Paper Details
- Tetsuji Nagao (Laboratory of Developmental Biology, Department of Life Science, Kinki University / tnagao@life.kindai.ac.jp)
1) Laboratory of Developmental Biology, Department of Life Science, Kinki University , 2) Department of Anatomy, Aichi Gakuin University
Studies on the low-dose effects of xenoestrogens have yielded conflicting results that may have resulted from differences in estrogen sensitivity between the mouse strains used. We developed a mouse newborn behavioral testing method for evaluating the risk of neurotoxicity of environmental chemicals, by means of determining a newborn’s motor activity through applying the tare function of an analytical balance. Motor activities including crawling, pivoting, and tremors of C57BL/6J and ICR mouse newborns exposed to bisphenol A (BPA) at 200 μg/kg/day on embryonic days 6 through 18 were evaluated for 5 min on postnatal day 1 by the testing method.
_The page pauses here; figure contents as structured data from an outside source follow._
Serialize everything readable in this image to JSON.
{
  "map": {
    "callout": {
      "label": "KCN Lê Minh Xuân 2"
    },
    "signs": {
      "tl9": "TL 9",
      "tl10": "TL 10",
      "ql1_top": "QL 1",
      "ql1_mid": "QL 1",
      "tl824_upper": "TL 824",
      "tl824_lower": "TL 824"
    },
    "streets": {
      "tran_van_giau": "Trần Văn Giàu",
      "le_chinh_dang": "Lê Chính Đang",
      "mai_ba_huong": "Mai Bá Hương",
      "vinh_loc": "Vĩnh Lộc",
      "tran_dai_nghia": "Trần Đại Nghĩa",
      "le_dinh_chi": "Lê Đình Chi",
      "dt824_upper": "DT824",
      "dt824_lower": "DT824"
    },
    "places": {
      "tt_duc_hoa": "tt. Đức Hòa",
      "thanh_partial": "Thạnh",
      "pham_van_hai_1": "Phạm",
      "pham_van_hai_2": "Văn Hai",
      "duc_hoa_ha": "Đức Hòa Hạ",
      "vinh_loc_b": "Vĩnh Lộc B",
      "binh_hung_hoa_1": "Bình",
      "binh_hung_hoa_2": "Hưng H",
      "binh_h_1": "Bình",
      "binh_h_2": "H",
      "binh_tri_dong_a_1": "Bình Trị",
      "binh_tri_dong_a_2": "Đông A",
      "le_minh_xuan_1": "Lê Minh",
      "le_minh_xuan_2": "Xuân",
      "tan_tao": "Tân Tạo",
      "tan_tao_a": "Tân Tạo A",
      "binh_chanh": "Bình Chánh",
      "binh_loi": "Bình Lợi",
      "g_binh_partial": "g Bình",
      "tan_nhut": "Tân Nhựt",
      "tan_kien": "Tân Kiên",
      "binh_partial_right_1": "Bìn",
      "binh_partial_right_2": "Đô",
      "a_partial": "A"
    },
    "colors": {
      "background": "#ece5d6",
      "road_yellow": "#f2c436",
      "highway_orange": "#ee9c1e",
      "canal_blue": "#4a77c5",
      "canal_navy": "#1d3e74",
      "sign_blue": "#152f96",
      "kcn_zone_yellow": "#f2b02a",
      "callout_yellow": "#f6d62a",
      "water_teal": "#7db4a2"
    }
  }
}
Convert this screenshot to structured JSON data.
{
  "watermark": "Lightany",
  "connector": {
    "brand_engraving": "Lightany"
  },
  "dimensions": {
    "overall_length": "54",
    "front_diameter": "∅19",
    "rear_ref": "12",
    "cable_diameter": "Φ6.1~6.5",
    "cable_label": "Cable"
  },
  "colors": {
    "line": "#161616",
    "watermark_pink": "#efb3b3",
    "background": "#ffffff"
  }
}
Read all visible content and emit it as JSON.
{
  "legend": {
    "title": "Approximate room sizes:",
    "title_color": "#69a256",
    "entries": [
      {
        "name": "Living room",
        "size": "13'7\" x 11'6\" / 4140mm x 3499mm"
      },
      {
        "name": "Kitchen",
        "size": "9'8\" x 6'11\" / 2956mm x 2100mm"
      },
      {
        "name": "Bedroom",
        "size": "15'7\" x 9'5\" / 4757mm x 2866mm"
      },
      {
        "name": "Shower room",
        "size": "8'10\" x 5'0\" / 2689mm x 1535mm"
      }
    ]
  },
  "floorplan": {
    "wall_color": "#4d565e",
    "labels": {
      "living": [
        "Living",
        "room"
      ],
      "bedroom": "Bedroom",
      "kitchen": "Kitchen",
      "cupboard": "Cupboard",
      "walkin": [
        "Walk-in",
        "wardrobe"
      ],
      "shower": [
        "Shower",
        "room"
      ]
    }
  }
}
Motor activities of mature male offspring exposed prenatally to BPA were also evaluated in wheel cage and open field tests. Maternal BPA oral dosing increased the motor activity in newborns of both strains and mature offspring of the C57BL/6J strain. The findings indicate that both mouse strains provide adequate models for the newborn neurobehavioral study of prenatal exposure to environmentally relevant levels of estrogen-mimicking chemicals.